The security protocol: The HMAC key must carry a minimum entropy of 256 bits and must never be hardcoded. Key exchange between custodians occurs over a secure channel before any linkage operation. The Honest Broker — the party computing similarity — never holds this key. Without it, the bit vectors it processes are computationally opaque.

The Two Encoding Architectures

A single-attribute Bloom filter encodes one field in isolation. The security vulnerability is significant: a common surname like "Smith" produces nearly identical bit vectors across hundreds of records, giving an adversary a frequency-alignment attack surface.
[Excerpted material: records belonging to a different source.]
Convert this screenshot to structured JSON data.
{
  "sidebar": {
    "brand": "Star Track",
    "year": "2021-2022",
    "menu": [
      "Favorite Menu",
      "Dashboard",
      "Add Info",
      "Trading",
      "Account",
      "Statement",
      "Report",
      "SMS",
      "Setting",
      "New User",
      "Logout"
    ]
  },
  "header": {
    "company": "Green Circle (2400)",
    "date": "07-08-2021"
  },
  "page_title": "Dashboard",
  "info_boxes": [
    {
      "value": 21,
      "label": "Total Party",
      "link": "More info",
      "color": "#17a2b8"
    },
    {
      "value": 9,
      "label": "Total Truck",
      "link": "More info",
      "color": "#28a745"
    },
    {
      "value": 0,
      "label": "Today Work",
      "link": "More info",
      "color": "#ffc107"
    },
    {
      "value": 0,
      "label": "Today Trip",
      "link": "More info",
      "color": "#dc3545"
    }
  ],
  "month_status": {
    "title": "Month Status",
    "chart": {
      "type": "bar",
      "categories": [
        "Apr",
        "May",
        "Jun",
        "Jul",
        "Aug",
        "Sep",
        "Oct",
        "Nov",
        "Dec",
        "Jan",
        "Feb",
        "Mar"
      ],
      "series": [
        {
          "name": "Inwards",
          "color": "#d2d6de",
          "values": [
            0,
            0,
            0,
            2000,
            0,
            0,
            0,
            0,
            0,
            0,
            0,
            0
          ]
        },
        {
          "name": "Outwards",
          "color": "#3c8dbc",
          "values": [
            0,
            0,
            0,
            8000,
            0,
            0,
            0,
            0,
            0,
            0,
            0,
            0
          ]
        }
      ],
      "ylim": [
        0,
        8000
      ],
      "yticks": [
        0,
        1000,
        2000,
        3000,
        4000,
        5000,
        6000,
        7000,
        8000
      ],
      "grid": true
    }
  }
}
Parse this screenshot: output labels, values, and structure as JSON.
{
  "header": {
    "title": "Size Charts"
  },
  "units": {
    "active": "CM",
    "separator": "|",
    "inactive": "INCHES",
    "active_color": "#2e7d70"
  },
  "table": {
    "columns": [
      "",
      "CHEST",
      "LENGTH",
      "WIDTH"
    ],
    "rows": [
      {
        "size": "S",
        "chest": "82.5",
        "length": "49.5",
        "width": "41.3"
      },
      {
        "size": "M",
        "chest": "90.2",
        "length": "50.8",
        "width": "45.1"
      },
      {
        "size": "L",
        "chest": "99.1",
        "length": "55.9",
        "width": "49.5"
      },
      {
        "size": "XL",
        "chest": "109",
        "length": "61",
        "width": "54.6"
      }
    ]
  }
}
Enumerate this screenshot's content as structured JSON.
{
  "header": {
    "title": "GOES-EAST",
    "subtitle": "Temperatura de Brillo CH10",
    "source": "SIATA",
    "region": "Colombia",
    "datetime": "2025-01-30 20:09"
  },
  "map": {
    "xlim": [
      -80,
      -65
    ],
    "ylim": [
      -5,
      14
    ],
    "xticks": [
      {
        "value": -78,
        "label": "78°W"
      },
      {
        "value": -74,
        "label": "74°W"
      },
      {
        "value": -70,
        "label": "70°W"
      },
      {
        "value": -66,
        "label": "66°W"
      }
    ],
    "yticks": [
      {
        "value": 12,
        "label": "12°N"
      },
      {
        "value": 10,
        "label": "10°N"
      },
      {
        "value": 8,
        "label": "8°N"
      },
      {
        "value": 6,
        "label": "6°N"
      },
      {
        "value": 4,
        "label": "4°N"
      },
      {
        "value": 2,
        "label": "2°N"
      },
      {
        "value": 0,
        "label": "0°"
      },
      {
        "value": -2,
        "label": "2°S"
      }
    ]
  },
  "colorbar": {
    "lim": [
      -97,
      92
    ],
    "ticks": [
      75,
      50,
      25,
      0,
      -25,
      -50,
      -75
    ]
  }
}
Two design models address this.

Architecture	Mechanism	Privacy Level	Matching Quality
Cryptographic Linkage Key	Fields combined.	High	Handle missing values.
Record-level Bloom Filter	Generate attribute filters, then sample into one vector	Superior	High, prevents cross-attribute bigram collision

Cryptographic Linkage Keys (CLK)

The CLK encodes multiple quasi-identifiers — given name, surname, date of birth, ZIP code — simultaneously into a single 1,000-bit vector. Each field is allocated a distinct number of hash functions that controls how many bits it influences. Surname receives more hash functions than ZIP code because it carries more discriminatory power. This weighting directly controls each field's contribution to the final Jaccard score.

Record-level Bloom Filters (RBF)

The RBF architecture prevents an artifact present in CLK encoding. The bigram "ma" appearing in both the first name "Mary" and the city "Omaha" maps to the same bit positions in a CLK, artificially inflating the similarity score between records that share that coincidence. RBF isolates each attribute's bit space before sampling and permutation, eliminating cross-attribute contamination and producing a cleaner similarity signal.

Rust code snippet showing the 'encode_clk' function. It initializes a Bloom filter, iterates over record fields, generates field-specific keyed-hash keys, normalizes the text, tokenizes into q-grams, and encodes them into a single composite bit vector. — ***An implementation for generating CLK. It tokenizes fields and multiplexes them into a composite filter.***

Measuring Similarity in the Obfuscated Space

Vectors travel to the Honest Broker. The Honest Broker computes pairwise Jaccard similarity.

J for A and B = |A ∩ B| / |A ∪ B|

where |A ∩ B| equals bit positions set to 1 in both vectors. A score preceding a threshold declares a match.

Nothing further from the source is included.